Smallhouse Log

Valentine's Day
"Would that be turning the thurible into a weapon of Mass destruction?" -Jet, 02/11/2007

"It's so much less confusing when lines are drawn like that, when people are either consumers or revolutionaries, enemies or friends hanging on to the fringes of the cogs in the system; it's just about knowing where everyone stands." Hm. Against Me! lyrics. Don't see that every day, but that song was playing, and it caught me.

Also catching me, from the same night as the quote above, Jeremiah 17:9, part of last Sunday's Revised Common Lectionary reading. "The heart is devious above all else; it is perverse. Who can understand it?"

You know, I didn't intend for this to be a Valentine's Day post, but things seem to be leaning that way, so maybe I'll go with the flow. My heart is devious, and maybe it is beyond me to understand it. Maybe only the Lord has the ability to search the hearts and minds of men (oh, man, if I could grep my brain, how sweet would that be?), but that doesn't stop me from stubbornly believing I should and could have full control over everything that [is in my body? I am? I consist of? makes up my person?]. So my heart is devious, but it's younger that I am, and I like to think I could take it down if I wanted to.

So Leah, I've been realising lately, is a pretty violent person. Pacifistic politically, she uses manipulation and force of will to get her way fairly often in her personal life. This may sound like condemnation, but remember that I like Hobbes and I approve of these as legitimate methods, and would not be suprised if it was asserted that I posses these traits in much greater force. Nosce te ipsum, I know, but I don't commit the cognitive resources necessary to monitor all of my output. Perhaps that should be rectified.

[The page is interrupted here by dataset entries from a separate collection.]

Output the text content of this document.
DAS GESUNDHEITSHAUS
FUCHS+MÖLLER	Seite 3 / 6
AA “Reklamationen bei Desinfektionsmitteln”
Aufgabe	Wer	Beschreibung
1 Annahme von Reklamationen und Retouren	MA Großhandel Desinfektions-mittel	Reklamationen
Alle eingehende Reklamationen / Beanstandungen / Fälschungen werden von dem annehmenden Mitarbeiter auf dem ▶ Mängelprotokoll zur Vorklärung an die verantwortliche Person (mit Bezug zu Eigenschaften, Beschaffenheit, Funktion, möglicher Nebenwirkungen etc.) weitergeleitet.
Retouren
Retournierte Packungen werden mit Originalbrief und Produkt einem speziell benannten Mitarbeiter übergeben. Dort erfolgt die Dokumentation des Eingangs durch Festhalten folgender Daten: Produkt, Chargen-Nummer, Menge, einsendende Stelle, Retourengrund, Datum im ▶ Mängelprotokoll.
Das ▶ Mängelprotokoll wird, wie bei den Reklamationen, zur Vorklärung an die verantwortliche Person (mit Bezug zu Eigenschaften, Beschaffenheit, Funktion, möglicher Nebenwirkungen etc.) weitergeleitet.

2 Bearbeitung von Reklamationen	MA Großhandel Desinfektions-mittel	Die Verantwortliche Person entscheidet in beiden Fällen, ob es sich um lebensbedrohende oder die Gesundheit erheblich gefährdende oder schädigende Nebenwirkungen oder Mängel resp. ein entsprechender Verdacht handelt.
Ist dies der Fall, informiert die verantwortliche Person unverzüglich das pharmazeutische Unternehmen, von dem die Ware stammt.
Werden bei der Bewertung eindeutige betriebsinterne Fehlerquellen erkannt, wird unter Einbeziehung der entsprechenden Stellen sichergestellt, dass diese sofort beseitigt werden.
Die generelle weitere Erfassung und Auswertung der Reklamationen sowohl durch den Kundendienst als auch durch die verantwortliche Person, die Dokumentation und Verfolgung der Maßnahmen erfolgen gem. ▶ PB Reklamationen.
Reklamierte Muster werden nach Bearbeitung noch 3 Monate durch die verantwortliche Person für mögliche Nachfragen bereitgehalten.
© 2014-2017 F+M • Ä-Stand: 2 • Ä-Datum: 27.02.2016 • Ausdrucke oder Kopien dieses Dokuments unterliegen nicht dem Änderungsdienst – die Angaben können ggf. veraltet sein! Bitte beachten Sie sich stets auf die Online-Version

In any case, Leah is a violent person. This had been troubling me for some time, until I realised -perhaps 'remembered' is the better word- how attractive that is to me. This was circa Monday. The heart is indeed devious. I looked back at other girls (at some point, I'll need to start referring to them as 'young women') I've been attracted to, dated, flirted with, et cetera, and saw the common thread of violence (along with a few physical traits) running between them.

"Now we see things as in a mirror dimly," sings The Mountain Goats as I type this. More lyrics and more Scripture in the same neat little package. Oh, that crazy fundamental-interconnectedness-of-all-things which may-or-may-not-exist. Bringing us neatly to uncertainty, which I was typing about when I heard the line above, anyway. Heisenburg's principle has a tendency to leak from quantum physics into larger classes of reality, or at least, to seem a good lens (perhaps gel would be the more appropriate analogy, but everyone's comfortable with this analogy) through which to view other sorts of questions. Can I know both where I am and where I'm going to be? Right now, I know where I am; kind of a refreshing change, honestly (Leah has often accused me, as it happens, of not knowing where I am in time and space). I don't really know where I'm going to be. I don't even know where I want to be, but I trust that I'll get there. Read the story of Balaam this morning, and I'm feeling pretty good. I don't know if everything being OK is a continuous function, but I do believe that there exists a time t greater than t0 for which it returns a positive value, and that this is true for any t0.

When I said that "Final Countdown" was the 1812 Overture of Today, Alexis asserted that, due to the "fake gun sounds in the background" -an exact quote- it should be more properly associated with rap. An interesting analysis.